Nordström Karl J V, Mirza Majd A I, Larsson Thomas P, Gloriam David E I, Fredriksson Robert, Schiöth Helgi B
Department of Neuroscience, Uppsala University, BMC Box 593, 751 24 Uppsala, Sweden.
Biochem Biophys Res Commun. 2006 Sep 29;348(3):1063-74. doi: 10.1016/j.bbrc.2006.07.153. Epub 2006 Aug 4.
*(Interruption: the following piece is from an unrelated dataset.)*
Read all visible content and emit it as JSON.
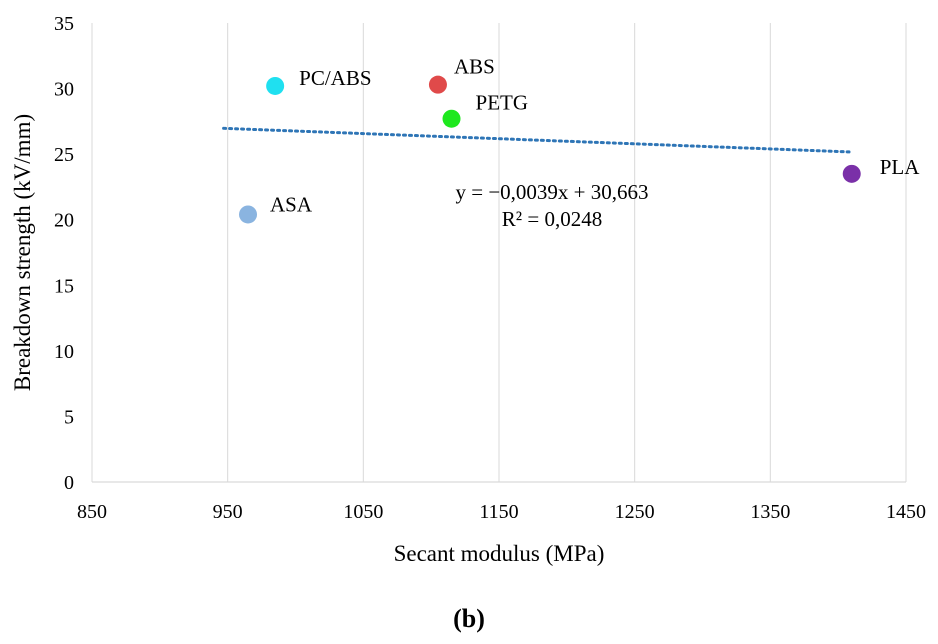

Our understanding of functional genetic elements in the genomes is continuously growing and new entries are entered in various databases on a regular basis. We have here merged the genetic elements in RefSeq, Ensembl, FANTOM3, HINV, and NCBI:s ESTdb using the genome assemblies in order to achieve a comprehensive picture of the current status of the identity and gene number in human, mouse, and rat. The number of human protein coding genes has not increased (25,043) while the increased sequencing of mouse transcripts has provided the considerably higher number of protein coding genes (31,578) in mouse. The results indicate large discrepancies between the datasets, as considerable numbers of unique transcripts can be found in each dataset. Despite the high number of ncRNA (38,129 in mouse) there are also almost 20,000 EST clusters in both mouse and humans with more than one EST that do not overlap any transcript suggesting that several new genetic elements are still to be found. We also demonstrated presence of new genes by identifying new human ones that have specific tissue profiles, using RT-PCR on rat tissues.
我们对基因组中功能基因元件的理解在不断加深,各种数据库也在定期录入新的数据。我们在此利用基因组组装,合并了RefSeq、Ensembl、FANTOM3、HINV和NCBI的ESTdb中的基因元件,以全面了解人类、小鼠和大鼠中基因身份和基因数量的当前状况。人类蛋白质编码基因的数量没有增加(25,043个),而小鼠转录本测序的增加使得小鼠中蛋白质编码基因的数量大幅增加(31,578个)。结果表明各数据集之间存在很大差异,因为在每个数据集中都能发现相当数量的独特转录本。尽管非编码RNA数量众多(小鼠中有38,129个),但在小鼠和人类中都有近20,000个EST簇,其中有多个EST不与任何转录本重叠,这表明仍有几个新的基因元件有待发现。我们还通过在大鼠组织上进行RT-PCR,鉴定出具有特定组织谱的新人类基因,从而证明了新基因的存在。